Ignoro si mis Salmos se han publicado así en otros idiomas, pero lo veo difícil, pues la melodía sigue literalmente la acentuación y el texto de la traducción ‘oficial’ al español. Tan sólo un colega organista en Nueva York me ha citado, creo recordar, alguna adaptación en inglés, de algún salmo suelto. También me queda un vago recuerdo de que al principio la editorial PAX acordó una versión en portugués con alguna editorial de Brasil. Pero una traducción al inglés o al francés no habría tenido mucha utilidad, pues uno y otro país tienen el ‘gospel’ o algo equivalente, en abundancia. De hecho yo canté decenas de cánticos en francés, de muy buena calidad en texto, melodía y arreglos corales e instrumentales durante mis dos años de estancia en París.

-Usted mismo tenía como referente las canciones góspel, ¿sus Salmos cambiaron la estricta liturgia católica? ¿Recibió críticas por la ‘pequeña revolución’ que suponían en las ceremonias?
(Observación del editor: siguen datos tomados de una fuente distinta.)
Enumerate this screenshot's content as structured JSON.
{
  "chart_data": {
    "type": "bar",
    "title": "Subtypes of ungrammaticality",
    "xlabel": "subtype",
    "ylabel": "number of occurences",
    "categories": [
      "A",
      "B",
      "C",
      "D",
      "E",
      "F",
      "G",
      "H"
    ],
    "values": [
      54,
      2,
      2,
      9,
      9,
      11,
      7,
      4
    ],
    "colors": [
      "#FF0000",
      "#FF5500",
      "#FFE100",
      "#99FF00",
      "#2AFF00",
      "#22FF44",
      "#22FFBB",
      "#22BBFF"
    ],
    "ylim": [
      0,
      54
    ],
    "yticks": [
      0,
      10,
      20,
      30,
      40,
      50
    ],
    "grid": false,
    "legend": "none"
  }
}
-Bueno, canciones góspel (religiosas) en lengua española se venían cantando desde comienzos del siglo XX en España. Pero el cancionero vetusto que se comenzó a componer desde el siglo XIX, sobre todo para las misiones populares, perdió la severidad que tenía en sus comienzos, para convertirse en un repertorio de canciones ridículas que se propagaron con ayuda de varios libros por todos los seminarios y casas de formación de curas, frailes y monjas al estallar la abundancia de ‘vocaciones’ en la postguerra. Cuando cantábamos en los internados «Jesús, vivir no puedo lejos de ti»; o «Dulce Madre mía, vida de mi amor», es claro que estábamos mintiendo, creyendo que rezábamos. El cambio que introdujeron mis Salmos fue el de que los textos que la Iglesia venía cantando en la misa y en el oficio, en latín, desde el siglo V ‘hasta nuestros días’, que eran los de los salmos en latín, pudiesen ser cantados en lengua española con una buena y fiel traducción de la lengua hebrea original, no del latín. Aquello fue una ocasión inédita y única. En mis dos cursos de Liturgia y Música en París, a la vez que mi estancia en un barrio obrero, fue donde aprendí la base teórica y la práctica de la música popular litúrgica en francés. Llevarla al español me fue fácil, pues yo ya había venido componiendo canciones diferentes a las del ‘devocionario piadoso’ y mentiroso de estas tierras. Ciertamente recibí algunas críticas, pero sólo de los que se aferraban al pasado, lamentando la pérdida del latín.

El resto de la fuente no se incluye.